Second, the process of determining what lessons or principles can be drawn from those accounts is extremely rational.
I'm not sure how you can come to that conclusion since different people can read the same passage and come to different conclusions. How is a Jewish reading more rational than a Christian reading or a Muslim reading or an atheist reading?
Those can be rational, too. Do you think "rational" equals either "always the same" or "correct"? I have news for you; scientists can look at the same data set and come to different conclusions, too.
I know, I know. "But they're not talking about God!" What difference does that make? You don't even understand your own arguments.
Consider this; if there are contradictions of principle within the Torah, as there are, the question of origins doesn't help resolve them. What remains but rationality? The question of origins, then, is not only of no religious importance, it is of no practical importance either.
It is not rational to take a book that is supposedly divine in origin and just toss away the parts you don't like or can't reconcile.
There it is again. I've dealt with that several times now, and all you do is repeat the same mantra. You
have not even approached the propositions, which are inarguable, that (1) taking a text
seriously, even in a religious context, does not require taking it
literally; and (2) not taking a text literally is not the same as "throwing it out."
Ignoring an argument is not the same as refuting it, either. Can you defend those hugely flawed assumptions, or will you just repeat them as you have so far?
If the book is not supposedly divine, then why bother living by it at all? Beyond that, why bother having a religion at all, why bother with the tradition and the ceremony and the ritual, if it's just a book? It's not rational to base a religion on a non-religious book.
You see?

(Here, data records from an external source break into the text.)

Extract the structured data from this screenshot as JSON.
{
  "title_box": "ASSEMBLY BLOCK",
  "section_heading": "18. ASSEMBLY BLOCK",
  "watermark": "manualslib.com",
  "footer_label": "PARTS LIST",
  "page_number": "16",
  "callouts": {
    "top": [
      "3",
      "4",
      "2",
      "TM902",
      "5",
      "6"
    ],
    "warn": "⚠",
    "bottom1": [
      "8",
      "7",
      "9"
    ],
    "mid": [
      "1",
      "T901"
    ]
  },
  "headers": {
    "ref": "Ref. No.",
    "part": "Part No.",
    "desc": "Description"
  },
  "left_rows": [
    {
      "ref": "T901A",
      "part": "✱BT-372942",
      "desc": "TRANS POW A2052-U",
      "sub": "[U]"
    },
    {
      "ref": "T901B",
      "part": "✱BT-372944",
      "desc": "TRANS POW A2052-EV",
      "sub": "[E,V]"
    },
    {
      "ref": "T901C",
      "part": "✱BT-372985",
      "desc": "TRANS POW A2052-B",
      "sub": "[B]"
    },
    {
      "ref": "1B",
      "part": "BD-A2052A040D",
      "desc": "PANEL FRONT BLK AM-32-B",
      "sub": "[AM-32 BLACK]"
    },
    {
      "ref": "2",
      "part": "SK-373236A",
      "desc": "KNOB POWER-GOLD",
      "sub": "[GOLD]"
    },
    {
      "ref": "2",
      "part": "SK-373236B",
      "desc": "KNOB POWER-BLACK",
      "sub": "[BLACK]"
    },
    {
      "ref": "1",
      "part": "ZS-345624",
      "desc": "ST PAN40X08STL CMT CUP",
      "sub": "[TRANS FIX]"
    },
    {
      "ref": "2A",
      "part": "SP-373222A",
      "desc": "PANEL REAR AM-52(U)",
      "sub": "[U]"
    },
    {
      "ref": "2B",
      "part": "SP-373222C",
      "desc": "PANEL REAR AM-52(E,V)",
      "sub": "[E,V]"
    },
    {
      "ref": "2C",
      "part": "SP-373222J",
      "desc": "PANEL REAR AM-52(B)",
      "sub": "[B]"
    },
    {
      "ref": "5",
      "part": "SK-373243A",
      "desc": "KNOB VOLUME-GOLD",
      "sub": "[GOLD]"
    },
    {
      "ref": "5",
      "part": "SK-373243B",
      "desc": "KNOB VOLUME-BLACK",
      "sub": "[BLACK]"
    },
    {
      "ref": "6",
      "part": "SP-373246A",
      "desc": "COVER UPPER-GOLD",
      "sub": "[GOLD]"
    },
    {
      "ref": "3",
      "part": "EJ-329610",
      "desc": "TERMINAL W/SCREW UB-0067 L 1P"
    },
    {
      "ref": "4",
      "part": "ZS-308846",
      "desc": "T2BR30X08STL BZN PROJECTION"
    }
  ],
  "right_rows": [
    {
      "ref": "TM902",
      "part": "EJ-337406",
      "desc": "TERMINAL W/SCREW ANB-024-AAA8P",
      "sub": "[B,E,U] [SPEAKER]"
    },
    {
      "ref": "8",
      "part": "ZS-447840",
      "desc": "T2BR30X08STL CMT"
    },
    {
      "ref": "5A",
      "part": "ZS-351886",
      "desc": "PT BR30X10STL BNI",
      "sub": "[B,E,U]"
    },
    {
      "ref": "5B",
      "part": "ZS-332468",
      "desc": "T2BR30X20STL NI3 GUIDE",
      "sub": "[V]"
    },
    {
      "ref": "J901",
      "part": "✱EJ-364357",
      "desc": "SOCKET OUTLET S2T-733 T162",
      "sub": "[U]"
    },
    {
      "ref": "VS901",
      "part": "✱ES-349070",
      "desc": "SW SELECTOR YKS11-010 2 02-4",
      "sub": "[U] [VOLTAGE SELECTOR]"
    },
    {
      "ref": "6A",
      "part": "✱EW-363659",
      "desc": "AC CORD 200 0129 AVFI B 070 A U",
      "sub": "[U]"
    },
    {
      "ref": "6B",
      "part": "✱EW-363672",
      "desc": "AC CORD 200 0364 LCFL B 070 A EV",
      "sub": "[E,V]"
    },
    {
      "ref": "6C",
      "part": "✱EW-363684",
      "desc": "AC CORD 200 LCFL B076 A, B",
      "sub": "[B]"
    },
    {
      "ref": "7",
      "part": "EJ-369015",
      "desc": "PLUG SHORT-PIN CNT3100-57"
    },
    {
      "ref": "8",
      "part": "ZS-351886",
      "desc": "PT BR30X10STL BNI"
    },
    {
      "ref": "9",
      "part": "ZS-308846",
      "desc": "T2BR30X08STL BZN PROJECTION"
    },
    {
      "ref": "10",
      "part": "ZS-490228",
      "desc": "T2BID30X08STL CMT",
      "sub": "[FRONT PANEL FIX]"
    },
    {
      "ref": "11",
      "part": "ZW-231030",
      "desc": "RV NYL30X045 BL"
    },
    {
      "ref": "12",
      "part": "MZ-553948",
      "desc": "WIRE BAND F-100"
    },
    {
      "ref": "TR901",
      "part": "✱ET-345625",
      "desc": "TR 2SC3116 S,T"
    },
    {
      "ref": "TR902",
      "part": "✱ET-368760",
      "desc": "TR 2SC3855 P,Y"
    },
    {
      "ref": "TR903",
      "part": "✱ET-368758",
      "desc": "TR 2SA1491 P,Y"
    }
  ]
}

If it's not literally the Word of God, it's "non-religious" and therefore worthless. Sorry. You keep insisting on that false dichotomy, but that doesn't make it any less false.

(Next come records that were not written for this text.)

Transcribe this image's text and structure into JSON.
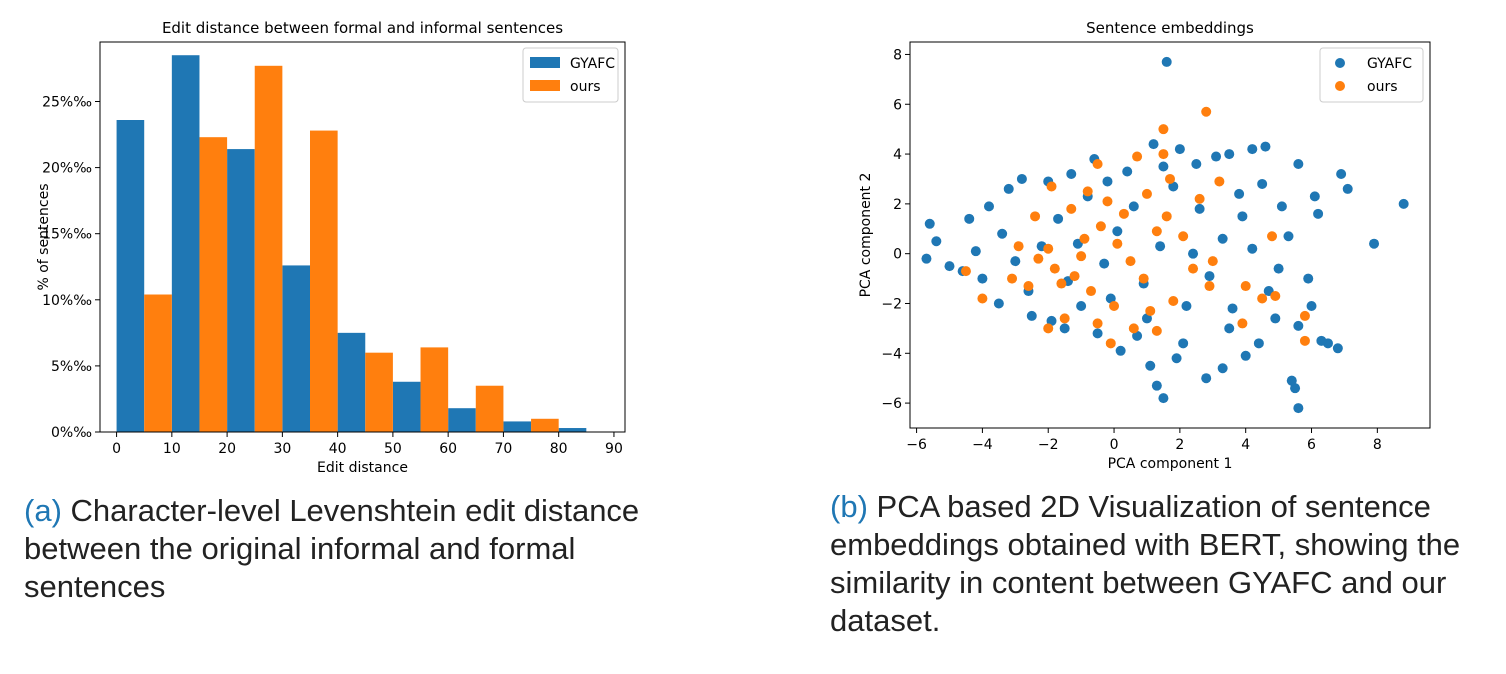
{
  "colors": {
    "gyafc": "#1f77b4",
    "ours": "#ff7f0e",
    "caption_label": "#1f77b4"
  },
  "captions": {
    "a": {
      "label": "(a)",
      "text": "Character-level Levenshtein edit distance between the original informal and formal sentences"
    },
    "b": {
      "label": "(b)",
      "text": "PCA based 2D Visualization of sentence embeddings obtained with BERT, showing the similarity in content between GYAFC and our dataset."
    }
  },
  "chart_data": [
    {
      "type": "bar",
      "title": "Edit distance between formal and informal sentences",
      "xlabel": "Edit distance",
      "ylabel": "% of sentences",
      "xlim": [
        -3,
        92
      ],
      "ylim": [
        0,
        29.5
      ],
      "xticks": [
        0,
        10,
        20,
        30,
        40,
        50,
        60,
        70,
        80,
        90
      ],
      "yticks": [
        0,
        5,
        10,
        15,
        20,
        25
      ],
      "ytick_labels": [
        "0%‰",
        "5%‰",
        "10%‰",
        "15%‰",
        "20%‰",
        "25%‰"
      ],
      "bin_edges": [
        0,
        10,
        20,
        30,
        40,
        50,
        60,
        70,
        80,
        90
      ],
      "legend_position": "top-right",
      "series": [
        {
          "name": "GYAFC",
          "values": [
            23.6,
            28.5,
            21.4,
            12.6,
            7.5,
            3.8,
            1.8,
            0.8,
            0.3
          ]
        },
        {
          "name": "ours",
          "values": [
            10.4,
            22.3,
            27.7,
            22.8,
            6.0,
            6.4,
            3.5,
            1.0,
            0.0
          ]
        }
      ],
      "grid": false
    },
    {
      "type": "scatter",
      "title": "Sentence embeddings",
      "xlabel": "PCA component 1",
      "ylabel": "PCA component 2",
      "xlim": [
        -6.2,
        9.6
      ],
      "ylim": [
        -7.0,
        8.5
      ],
      "xticks": [
        -6,
        -4,
        -2,
        0,
        2,
        4,
        6,
        8
      ],
      "xtick_labels": [
        "−6",
        "−4",
        "−2",
        "0",
        "2",
        "4",
        "6",
        "8"
      ],
      "yticks": [
        -6,
        -4,
        -2,
        0,
        2,
        4,
        6,
        8
      ],
      "ytick_labels": [
        "−6",
        "−4",
        "−2",
        "0",
        "2",
        "4",
        "6",
        "8"
      ],
      "legend_position": "top-right",
      "grid": false,
      "series": [
        {
          "name": "GYAFC",
          "points": [
            [
              1.6,
              7.7
            ],
            [
              8.8,
              2.0
            ],
            [
              7.9,
              0.4
            ],
            [
              7.1,
              2.6
            ],
            [
              6.9,
              3.2
            ],
            [
              6.8,
              -3.8
            ],
            [
              6.5,
              -3.6
            ],
            [
              6.3,
              -3.5
            ],
            [
              6.0,
              -2.1
            ],
            [
              5.6,
              -6.2
            ],
            [
              5.5,
              -5.4
            ],
            [
              5.4,
              -5.1
            ],
            [
              4.6,
              4.3
            ],
            [
              4.2,
              4.2
            ],
            [
              3.5,
              4.0
            ],
            [
              5.6,
              3.6
            ],
            [
              6.1,
              2.3
            ],
            [
              6.2,
              1.6
            ],
            [
              5.9,
              -1.0
            ],
            [
              5.6,
              -2.9
            ],
            [
              -5.6,
              1.2
            ],
            [
              -5.7,
              -0.2
            ],
            [
              -5.4,
              0.5
            ],
            [
              -5.0,
              -0.5
            ],
            [
              -4.6,
              -0.7
            ],
            [
              -4.4,
              1.4
            ],
            [
              -4.0,
              -1.0
            ],
            [
              -3.2,
              2.6
            ],
            [
              -2.8,
              3.0
            ],
            [
              -3.5,
              -2.0
            ],
            [
              -2.5,
              -2.5
            ],
            [
              -1.5,
              -3.0
            ],
            [
              -0.5,
              -3.2
            ],
            [
              0.2,
              -3.9
            ],
            [
              1.1,
              -4.5
            ],
            [
              1.5,
              -5.8
            ],
            [
              1.3,
              -5.3
            ],
            [
              2.8,
              -5.0
            ],
            [
              3.3,
              -4.6
            ],
            [
              4.0,
              -4.1
            ],
            [
              0.4,
              3.3
            ],
            [
              1.2,
              4.4
            ],
            [
              2.0,
              4.2
            ],
            [
              3.1,
              3.9
            ],
            [
              -0.6,
              3.8
            ],
            [
              -1.3,
              3.2
            ],
            [
              -2.0,
              2.9
            ],
            [
              4.4,
              -3.6
            ],
            [
              4.9,
              -2.6
            ],
            [
              3.9,
              1.5
            ],
            [
              4.5,
              2.8
            ],
            [
              5.1,
              1.9
            ],
            [
              5.3,
              0.7
            ],
            [
              5.0,
              -0.6
            ],
            [
              4.7,
              -1.5
            ],
            [
              2.5,
              3.6
            ],
            [
              -0.1,
              -1.8
            ],
            [
              1.0,
              -2.6
            ],
            [
              2.1,
              -3.6
            ],
            [
              -1.0,
              -2.1
            ],
            [
              -2.2,
              0.3
            ],
            [
              -3.4,
              0.8
            ],
            [
              -4.2,
              0.1
            ],
            [
              -1.7,
              1.4
            ],
            [
              -0.8,
              2.3
            ],
            [
              0.6,
              1.9
            ],
            [
              1.8,
              2.7
            ],
            [
              2.6,
              1.8
            ],
            [
              3.3,
              0.6
            ],
            [
              2.9,
              -0.9
            ],
            [
              2.2,
              -2.1
            ],
            [
              0.9,
              -1.2
            ],
            [
              -0.3,
              -0.4
            ],
            [
              -1.4,
              -1.1
            ],
            [
              -2.6,
              -1.5
            ],
            [
              0.1,
              0.9
            ],
            [
              1.4,
              0.3
            ],
            [
              2.4,
              0.0
            ],
            [
              3.6,
              -2.2
            ],
            [
              -3.0,
              -0.3
            ],
            [
              -1.9,
              -2.7
            ],
            [
              0.7,
              -3.3
            ],
            [
              1.9,
              -4.2
            ],
            [
              3.5,
              -3.0
            ],
            [
              4.2,
              0.2
            ],
            [
              3.8,
              2.4
            ],
            [
              1.5,
              3.5
            ],
            [
              -0.2,
              2.9
            ],
            [
              -1.1,
              0.4
            ],
            [
              -3.8,
              1.9
            ]
          ]
        },
        {
          "name": "ours",
          "points": [
            [
              2.8,
              5.7
            ],
            [
              1.5,
              5.0
            ],
            [
              1.5,
              4.0
            ],
            [
              0.7,
              3.9
            ],
            [
              -0.5,
              3.6
            ],
            [
              3.2,
              2.9
            ],
            [
              4.8,
              0.7
            ],
            [
              -4.0,
              -1.8
            ],
            [
              -4.5,
              -0.7
            ],
            [
              5.8,
              -2.5
            ],
            [
              5.8,
              -3.5
            ],
            [
              -0.1,
              -3.6
            ],
            [
              -2.0,
              -3.0
            ],
            [
              4.0,
              -1.3
            ],
            [
              4.5,
              -1.8
            ],
            [
              4.9,
              -1.7
            ],
            [
              3.9,
              -2.8
            ],
            [
              1.3,
              -3.1
            ],
            [
              0.6,
              -3.0
            ],
            [
              -1.5,
              -2.6
            ],
            [
              -2.3,
              -0.2
            ],
            [
              -2.0,
              0.2
            ],
            [
              -1.8,
              -0.6
            ],
            [
              -1.6,
              -1.2
            ],
            [
              -1.2,
              -0.9
            ],
            [
              -0.7,
              -1.5
            ],
            [
              -0.9,
              0.6
            ],
            [
              -0.4,
              1.1
            ],
            [
              0.1,
              0.4
            ],
            [
              0.5,
              -0.3
            ],
            [
              0.9,
              -1.0
            ],
            [
              1.3,
              0.9
            ],
            [
              1.6,
              1.5
            ],
            [
              2.1,
              0.7
            ],
            [
              2.4,
              -0.6
            ],
            [
              1.8,
              -1.9
            ],
            [
              1.1,
              -2.3
            ],
            [
              -2.6,
              -1.3
            ],
            [
              -2.9,
              0.3
            ],
            [
              -1.3,
              1.8
            ],
            [
              -0.8,
              2.5
            ],
            [
              -0.2,
              2.1
            ],
            [
              0.3,
              1.6
            ],
            [
              1.0,
              2.4
            ],
            [
              1.7,
              3.0
            ],
            [
              -1.9,
              2.7
            ],
            [
              -2.4,
              1.5
            ],
            [
              2.6,
              2.2
            ],
            [
              3.0,
              -0.3
            ],
            [
              0.0,
              -2.1
            ],
            [
              -0.5,
              -2.8
            ],
            [
              2.9,
              -1.3
            ],
            [
              -3.1,
              -1.0
            ],
            [
              -1.0,
              -0.1
            ]
          ]
        }
      ]
    }
  ]
}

The Bible is not "the whole reason for having the religion in the first place"; God is. The Bible is not God, nor is it the reason we believe in God. Again, if you can't get your head around that, it's no problem of mine.
But without the Bible, you have no God.
Really? Then who did the guys who wrote it worship?
Even if one
did read the Bible literally, that wouldn't make sense. The Patriarchs obviously had a God without the Bible.

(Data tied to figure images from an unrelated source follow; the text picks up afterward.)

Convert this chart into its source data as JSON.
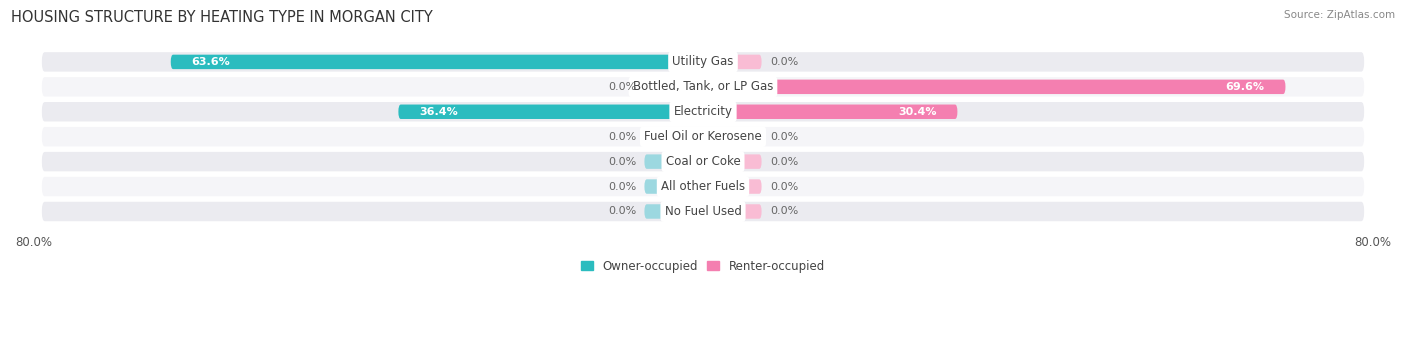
{
  "title": "HOUSING STRUCTURE BY HEATING TYPE IN MORGAN CITY",
  "source": "Source: ZipAtlas.com",
  "categories": [
    "Utility Gas",
    "Bottled, Tank, or LP Gas",
    "Electricity",
    "Fuel Oil or Kerosene",
    "Coal or Coke",
    "All other Fuels",
    "No Fuel Used"
  ],
  "owner_values": [
    63.6,
    0.0,
    36.4,
    0.0,
    0.0,
    0.0,
    0.0
  ],
  "renter_values": [
    0.0,
    69.6,
    30.4,
    0.0,
    0.0,
    0.0,
    0.0
  ],
  "owner_color": "#2bbcbf",
  "renter_color": "#f47fb0",
  "owner_color_light": "#9cd8e0",
  "renter_color_light": "#f9bcd4",
  "row_bg_color": "#ebebf0",
  "row_bg_alt": "#f5f5f8",
  "axis_max": 80.0,
  "placeholder_size": 7.0,
  "title_fontsize": 10.5,
  "cat_fontsize": 8.5,
  "val_fontsize": 8.0,
  "tick_fontsize": 8.5,
  "legend_fontsize": 8.5
}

More to the point--again, and yet again and again--not taking the Bible literally is not the same as being "without the Bible." you keep repeating that same false dichotomy without even attempting to defend or prove it.
The Bible is the only "accurate" description of God you have,
Evidently you are not aware of the enormous mass of Jewish religious literature, much of which is not based on the Bible but on an oral tradition that is independent of it--which accounts for much of the thought that you are dismissing here.
I've said it over and over; the Bible, even the Torah, is not the ultimate authority in Judaism. It is human reason as expressed in the tradition.
if you decide the Bible is wrong, then why isn't everything you believe about God wrong as well?
There it is again; "Not literally true" = "wrong." False dichotomy.
You keep saying it's not your problem but it is. I'm pointing out logical problems with your religion and you're pretending it's not your problem. If you're just going to ignore the real problems that your beliefs pose, then why bother talking about it?
Sorry, but that's inaccurate. You keep trying to "point out logical problems" that don't exist outside your own severely limited assumptions. These "problems" are based on false dichotomies that you haven't managed to defend, only repeat.
If you can logically prove that the only way to take a text seriously is to read it literally, let's see you do it.
If you can logically prove that reading a text with attention to the principles it teaches, but without accepting it as literal, historical truth, is synonymous with "throwing it away," let's see you do it.
I doubt very much that you can do either.
Sorry. Trying to force the complex, nuanced and definitely non-standard and non-standardized spectrum of Jewish beliefs and approaches to Scripture in to a simplistic set of deeply faulty assumptions doesn't constitute cogent criticism. It's just a misunderstanding or a mistake, at best.